Wind blows through broken walls. One other pair of footprints in the dust. A butterfly flits up and over the shattered stone edifice. Flowers bloom in the Kivas. A spider rubs its front legs together like a fly. After dissecting a plant to key it - I want to refold it again like origami.

Travelers walking to Chaco soon saw canyon walls becoming taller and taller as they passed by larger and larger pueblo buildings and sandstone cliffs etched with clan symbols and markings [billboard advertising?]. Eventually the narrow canyon opened up to reveal the sweeping sight of Fajada Butte and the great Chacoan buildings at the heart of their world...

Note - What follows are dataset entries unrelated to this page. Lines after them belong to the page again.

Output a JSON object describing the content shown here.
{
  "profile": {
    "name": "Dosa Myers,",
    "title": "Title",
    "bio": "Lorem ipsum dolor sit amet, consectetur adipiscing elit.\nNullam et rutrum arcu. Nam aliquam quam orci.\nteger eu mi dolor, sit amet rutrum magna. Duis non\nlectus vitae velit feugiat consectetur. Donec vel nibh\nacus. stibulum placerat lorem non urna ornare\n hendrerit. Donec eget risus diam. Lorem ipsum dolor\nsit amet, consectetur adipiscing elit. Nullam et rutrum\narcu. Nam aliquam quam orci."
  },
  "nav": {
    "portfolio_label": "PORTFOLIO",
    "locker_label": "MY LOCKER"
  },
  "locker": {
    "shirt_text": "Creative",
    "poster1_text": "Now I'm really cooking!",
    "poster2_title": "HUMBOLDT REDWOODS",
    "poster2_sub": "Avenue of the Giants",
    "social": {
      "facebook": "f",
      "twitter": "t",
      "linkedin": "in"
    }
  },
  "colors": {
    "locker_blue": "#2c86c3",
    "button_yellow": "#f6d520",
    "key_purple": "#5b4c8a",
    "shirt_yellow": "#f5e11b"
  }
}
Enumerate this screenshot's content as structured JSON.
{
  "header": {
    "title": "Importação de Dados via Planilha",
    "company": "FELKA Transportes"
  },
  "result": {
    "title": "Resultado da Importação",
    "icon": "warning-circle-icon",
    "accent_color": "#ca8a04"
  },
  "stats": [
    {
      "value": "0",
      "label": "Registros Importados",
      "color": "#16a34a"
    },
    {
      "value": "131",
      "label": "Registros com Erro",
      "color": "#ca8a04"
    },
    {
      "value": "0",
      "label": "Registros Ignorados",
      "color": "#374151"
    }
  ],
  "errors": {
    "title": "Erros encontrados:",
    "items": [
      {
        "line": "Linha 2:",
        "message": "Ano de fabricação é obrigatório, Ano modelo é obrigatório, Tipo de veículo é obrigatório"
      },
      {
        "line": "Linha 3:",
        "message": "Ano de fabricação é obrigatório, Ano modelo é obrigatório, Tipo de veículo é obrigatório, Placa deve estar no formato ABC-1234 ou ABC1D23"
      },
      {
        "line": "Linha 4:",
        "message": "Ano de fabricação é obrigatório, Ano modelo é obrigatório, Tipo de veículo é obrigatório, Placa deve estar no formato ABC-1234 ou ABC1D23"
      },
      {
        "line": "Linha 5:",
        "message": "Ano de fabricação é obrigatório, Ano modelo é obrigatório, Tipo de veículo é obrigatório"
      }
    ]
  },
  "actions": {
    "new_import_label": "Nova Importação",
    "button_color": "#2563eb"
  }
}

What would it take to restore the Chaco River? Where once massive granaries stood overlooking productive fields and streams, today dust devils and desolation spoil the view. Wouldn't this be a cool if there were trails along the river? These riparian corridors could once again tie the landscape and its communities, both natural and human together and make it whole again.

Possible future directions:
  • expand Chaco Culture National HIstoric Park
  • problem: the park is just that, a historic park, with little biological relevancy. to take part in 21st century conservation reserve networks the park has to be expanded.
  • problem: resistance to U.s.A federal land grab on Navaho Nation tribal land.
  • plant trees, fence riparian area, conduct restoration
  • problem: traditional sheepherders will not want to loose access to rich summer forage (they might be recompensed with greater winter season forage and the lure of greater water then.
  • involve local communities
  • Grassroots?
  • "environmental justice" angle.
strange dreams, think not on
the genocides
but the 10 to the 10 unborn
that never worked skin over jawbones
or breathed dry air
in an empty desert
once full of life

when the perfect circle
Bright stars in a bright sky
A slight moon makes the
ground light, the black silouette of the
crumbling castle looms large
tonight, in NM
Mans footprint looms large
Dead trees; a dry wash.
In the desert you find only yourself.
and the sad, sleepy-eyed bear,
gaze forever from the flat cutout
some habitat preserved on paper.

Wonder on the whims of humans
who could extinct the grizzly, beaver, and wolf
but deign to adorn YOU with Life,
at least on paper.

NM: No FM or AM.
No cell reception until "over the hill"
-- 150 miles over the thousands foot continental divide.
Above green valleys hidden in the desert's yellow dust.